- 1 yr in, retired at 60. I had every one of the feelings and psychosis listed on this page
1 yr in, retired at 60. I had every one of the feelings and psychosis listed on this page
There are two sides to the retirement coin, those represented by the do-it-now, FIRE, love doing nothing retirement pages/blogs and what I call the wandering pages/blogs.
I have been almost chastised on the pages of the do-it-nowers for searching for more personal fulfillment and purpose from retirement than just working on hobbies, having unlimited "me" time, and enjoying being away from the working grind.
On the other hand, I have found myself in agreement and alignment with the worries, issues, and complaints of the retirement wandering pages.
The following are the roots of the prominent issues that have almost a circuitious way of popping up at intervals throughout year
1: Self worth- we have all been mostly defined by decades of working life. Our lives away from work, families, and sometimes church, surely added to that definition but none actively defined us more than the participant sport of work, getting up every morning and actively participating in something that contributed to our very existence
2: The collegial experience- no matter what you did for a living, the relationships, workplace, and even conversations you had with co-workers and family/friends about your work and co-workers was an inexorable part of the entirety of your adult life.
The very things many of us despised about our work environment also were the fundamental basis for doing something that provides a daily personal diversion.

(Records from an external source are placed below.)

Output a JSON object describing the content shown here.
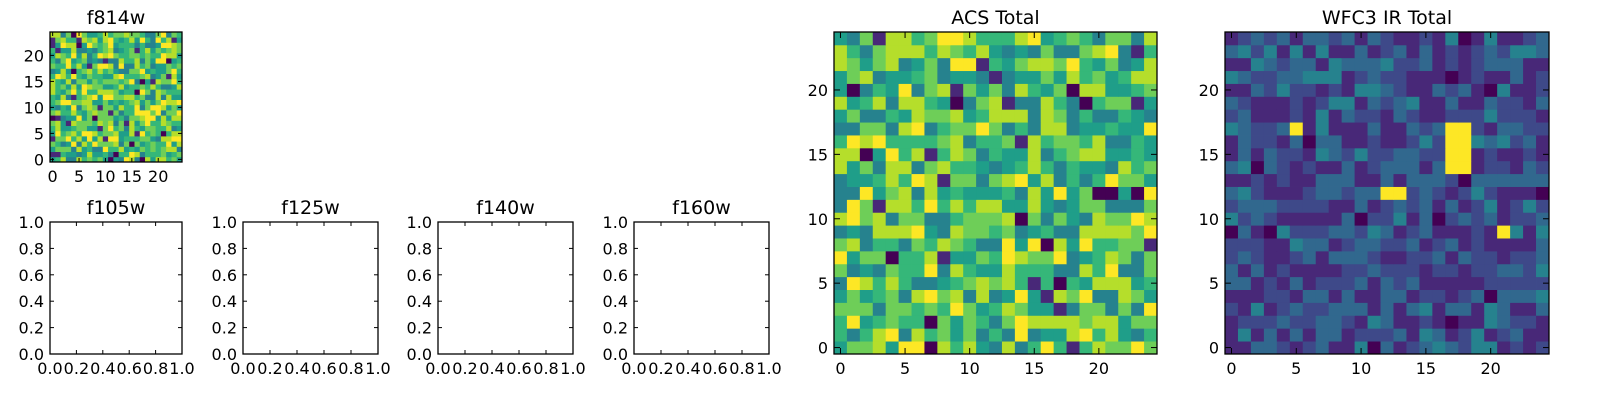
{
  "chart_data": [
    {
      "type": "heatmap",
      "title": "f814w",
      "grid_size": [
        25,
        25
      ],
      "x_ticks": [
        0,
        5,
        10,
        15,
        20
      ],
      "y_ticks": [
        0,
        5,
        10,
        15,
        20
      ],
      "xlim": [
        -0.5,
        24.5
      ],
      "ylim": [
        -0.5,
        24.5
      ],
      "colormap": "viridis",
      "note": "random per-pixel noise image, mostly green-yellow values",
      "value_range": [
        0,
        1
      ]
    },
    {
      "type": "empty-axes",
      "title": "f105w",
      "x_tick_labels": [
        "0.0",
        "0.2",
        "0.4",
        "0.6",
        "0.8",
        "1.0"
      ],
      "y_tick_labels": [
        "0.0",
        "0.2",
        "0.4",
        "0.6",
        "0.8",
        "1.0"
      ],
      "xlim": [
        0,
        1
      ],
      "ylim": [
        0,
        1
      ]
    },
    {
      "type": "empty-axes",
      "title": "f125w",
      "x_tick_labels": [
        "0.0",
        "0.2",
        "0.4",
        "0.6",
        "0.8",
        "1.0"
      ],
      "y_tick_labels": [
        "0.0",
        "0.2",
        "0.4",
        "0.6",
        "0.8",
        "1.0"
      ],
      "xlim": [
        0,
        1
      ],
      "ylim": [
        0,
        1
      ]
    },
    {
      "type": "empty-axes",
      "title": "f140w",
      "x_tick_labels": [
        "0.0",
        "0.2",
        "0.4",
        "0.6",
        "0.8",
        "1.0"
      ],
      "y_tick_labels": [
        "0.0",
        "0.2",
        "0.4",
        "0.6",
        "0.8",
        "1.0"
      ],
      "xlim": [
        0,
        1
      ],
      "ylim": [
        0,
        1
      ]
    },
    {
      "type": "empty-axes",
      "title": "f160w",
      "x_tick_labels": [
        "0.0",
        "0.2",
        "0.4",
        "0.6",
        "0.8",
        "1.0"
      ],
      "y_tick_labels": [
        "0.0",
        "0.2",
        "0.4",
        "0.6",
        "0.8",
        "1.0"
      ],
      "xlim": [
        0,
        1
      ],
      "ylim": [
        0,
        1
      ]
    },
    {
      "type": "heatmap",
      "title": "ACS Total",
      "grid_size": [
        25,
        25
      ],
      "x_ticks": [
        0,
        5,
        10,
        15,
        20
      ],
      "y_ticks": [
        0,
        5,
        10,
        15,
        20
      ],
      "xlim": [
        -0.5,
        24.5
      ],
      "ylim": [
        -0.5,
        24.5
      ],
      "colormap": "viridis",
      "note": "random noise image, values mostly in upper half of colormap",
      "value_range": [
        0,
        1
      ]
    },
    {
      "type": "heatmap",
      "title": "WFC3 IR Total",
      "grid_size": [
        25,
        25
      ],
      "x_ticks": [
        0,
        5,
        10,
        15,
        20
      ],
      "y_ticks": [
        0,
        5,
        10,
        15,
        20
      ],
      "xlim": [
        -0.5,
        24.5
      ],
      "ylim": [
        -0.5,
        24.5
      ],
      "colormap": "viridis",
      "note": "mostly dark blue noise with a bright yellow source near x=18, y=14-17 and smaller bright pixels near (5,17), (12-13,12), (21,9)",
      "value_range": [
        0,
        1
      ],
      "bright_pixels": [
        [
          17,
          17
        ],
        [
          18,
          17
        ],
        [
          17,
          16
        ],
        [
          18,
          16
        ],
        [
          17,
          15
        ],
        [
          18,
          15
        ],
        [
          17,
          14
        ],
        [
          18,
          14
        ],
        [
          5,
          17
        ],
        [
          12,
          12
        ],
        [
          13,
          12
        ],
        [
          21,
          9
        ]
      ]
    }
  ],
  "colors": {
    "viridis": [
      "#440154",
      "#482878",
      "#3e4989",
      "#31688e",
      "#26828e",
      "#1f9e89",
      "#35b779",
      "#6ece58",
      "#b5de2b",
      "#fde725"
    ]
  }
}
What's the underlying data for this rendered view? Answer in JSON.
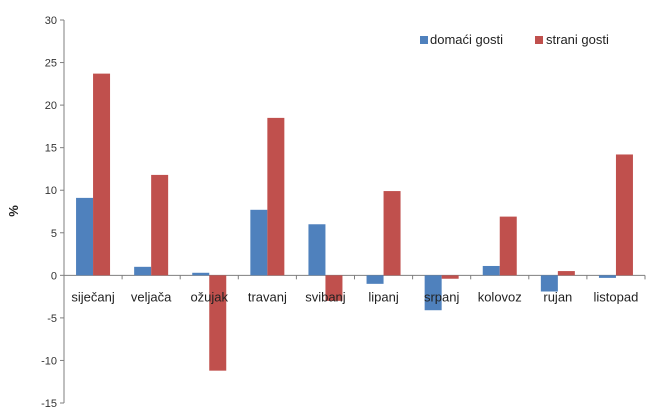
{
  "chart_data": {
    "type": "bar",
    "title": "",
    "xlabel": "",
    "ylabel": "%",
    "ylim": [
      -15,
      30
    ],
    "yticks": [
      30,
      25,
      20,
      15,
      10,
      5,
      0,
      -5,
      -10,
      -15
    ],
    "grid": false,
    "legend_position": "top-right",
    "categories": [
      "siječanj",
      "veljača",
      "ožujak",
      "travanj",
      "svibanj",
      "lipanj",
      "srpanj",
      "kolovoz",
      "rujan",
      "listopad"
    ],
    "series": [
      {
        "name": "domaći gosti",
        "color": "#4f81bd",
        "values": [
          9.1,
          1.0,
          0.3,
          7.7,
          6.0,
          -1.0,
          -4.1,
          1.1,
          -1.9,
          -0.3
        ]
      },
      {
        "name": "strani gosti",
        "color": "#c0504d",
        "values": [
          23.7,
          11.8,
          -11.2,
          18.5,
          -3.0,
          9.9,
          -0.4,
          6.9,
          0.5,
          14.2
        ]
      }
    ]
  }
}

When you retire, that part of your life ends immediately. Yes, you absolutely have new retirement friends to discuss current events and glory days, and the occasional discussion with ex-colleagues, but a vaccum has developed in a major aspect of your life.
3: Ground hog day- it seems no matter how hard you try, eventually you wake up one morning staring at the same ceiling, preparing for the same breakfast and routine, and wondering how you got here.

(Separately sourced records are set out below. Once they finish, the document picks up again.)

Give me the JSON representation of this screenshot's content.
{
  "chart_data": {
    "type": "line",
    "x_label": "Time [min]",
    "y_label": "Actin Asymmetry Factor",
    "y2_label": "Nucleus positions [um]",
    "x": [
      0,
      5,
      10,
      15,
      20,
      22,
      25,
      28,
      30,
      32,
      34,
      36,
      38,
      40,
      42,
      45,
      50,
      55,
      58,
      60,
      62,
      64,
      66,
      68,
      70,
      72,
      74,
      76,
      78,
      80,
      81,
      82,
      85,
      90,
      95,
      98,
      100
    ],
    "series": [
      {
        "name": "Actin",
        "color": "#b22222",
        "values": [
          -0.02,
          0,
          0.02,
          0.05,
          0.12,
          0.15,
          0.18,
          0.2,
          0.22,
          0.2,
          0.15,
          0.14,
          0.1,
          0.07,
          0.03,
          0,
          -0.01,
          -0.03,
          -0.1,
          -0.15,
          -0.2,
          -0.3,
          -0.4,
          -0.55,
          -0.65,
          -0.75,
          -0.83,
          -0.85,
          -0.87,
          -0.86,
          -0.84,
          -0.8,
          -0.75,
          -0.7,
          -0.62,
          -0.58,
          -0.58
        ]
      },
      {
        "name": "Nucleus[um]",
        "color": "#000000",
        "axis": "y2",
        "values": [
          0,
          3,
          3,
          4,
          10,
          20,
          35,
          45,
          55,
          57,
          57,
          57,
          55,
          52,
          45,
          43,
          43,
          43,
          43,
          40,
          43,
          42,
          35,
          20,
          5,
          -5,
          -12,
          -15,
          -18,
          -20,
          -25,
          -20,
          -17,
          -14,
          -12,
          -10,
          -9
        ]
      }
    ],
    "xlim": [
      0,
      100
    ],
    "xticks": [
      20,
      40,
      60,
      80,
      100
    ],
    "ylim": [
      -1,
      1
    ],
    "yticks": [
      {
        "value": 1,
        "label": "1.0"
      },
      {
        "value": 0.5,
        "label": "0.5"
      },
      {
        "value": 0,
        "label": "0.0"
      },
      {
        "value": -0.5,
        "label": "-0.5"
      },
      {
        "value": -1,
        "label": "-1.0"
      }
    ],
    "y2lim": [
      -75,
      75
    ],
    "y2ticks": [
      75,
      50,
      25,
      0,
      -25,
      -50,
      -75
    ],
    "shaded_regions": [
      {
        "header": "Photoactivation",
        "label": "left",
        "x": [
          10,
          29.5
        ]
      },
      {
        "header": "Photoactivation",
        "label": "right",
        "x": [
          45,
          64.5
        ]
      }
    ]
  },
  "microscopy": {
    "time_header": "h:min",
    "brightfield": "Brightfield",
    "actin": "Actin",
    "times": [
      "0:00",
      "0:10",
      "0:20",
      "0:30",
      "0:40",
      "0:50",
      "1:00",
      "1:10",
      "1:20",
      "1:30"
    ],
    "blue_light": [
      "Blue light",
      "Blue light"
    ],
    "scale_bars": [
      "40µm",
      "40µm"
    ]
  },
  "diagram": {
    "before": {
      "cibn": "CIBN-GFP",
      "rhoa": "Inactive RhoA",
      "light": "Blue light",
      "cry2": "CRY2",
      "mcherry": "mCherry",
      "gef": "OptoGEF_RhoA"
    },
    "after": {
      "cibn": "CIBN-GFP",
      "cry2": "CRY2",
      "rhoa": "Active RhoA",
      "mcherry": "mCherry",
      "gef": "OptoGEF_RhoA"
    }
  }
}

You probably did the same thing when the alarm clock rang every working day, but you didn't have time to reflect on it or think much about it, there were expectations that you would get up and get on with it.
Retirement is delightfully cruel in its ability to promote daily self analysis and provide ample time for extended appointments on your personal analyst couch.
4: Wealth and health- for many, retirement provides an almost continuous backdrop for inspection of and calculating our personal and financial well being.
Worrying. Back of the brain nag.
While most don't focus on retirement as the beginning of the last chapter or cresting the hill into the realities of our health past 60-ish, there is a drive to want to continue to accomplish meaningful
things for as long as our health and money will allow. And how long exactly is that?
While we have a good financial plan based upon the facts and years of calculations, will it be enough to allow for our desired quality of life, not be a burden on our families, etc etc.
More than that, personal health can interrupt the best laid plans. Is there enough?
As a 35 year Silicon Valley executive, I retired thinking good riddens to that rat race, thankful goodbye to 5 million miles of international business travel, and hello to a midwest cost of living retirement that allowed me to climb off the perpetual stress hamster wheel.
I didn't realize that those four categories above would constantly influence my thoughts and that multiple parts of "me" require a different timeline to adapt to all aspects of retirement.
One thing comes through from almost every retirement book, blog and study I have read, it takes more time to adapt to this life changing event than what any of us thinks.
9 months into retirement I began to make plans to go back to work. I realized I needed to convince all parts of "me" that the time, money, etc was right for retirement. I started to lay the foundation for going back full time in my previous industry with 1 year in mind as my target commit.
This allowed me to actively think through the life trade-offs I would again be taking on over the months as I got prepared. 2 months of prep and planning helped me to realize I didn't want to jump headlong back into the environment and issues I retired from, I have now reduced my personal commit down to a 3 month consulting "test."
Over the past month I have thought through this further and looked at other options deciding to go to work part time for a local business that I am interested in.
I have limited the stress risk, provided myself a chance to really weigh the values of retirement and what was missing from my life, and made myself an active participant in resolving the elf-worth, collegial experience, ground hog day, and health-wealth issues that have plagued me over year 1 retirement. Funny, the actions of considering this part time job has made me much more at peace with my retirement decision and day to day life.
It's erased many aspects of depression and, more than anything, I have created an environment that allows me to evaluate my time and continually build evidence that I am as valuable and happy in retirement as I was working.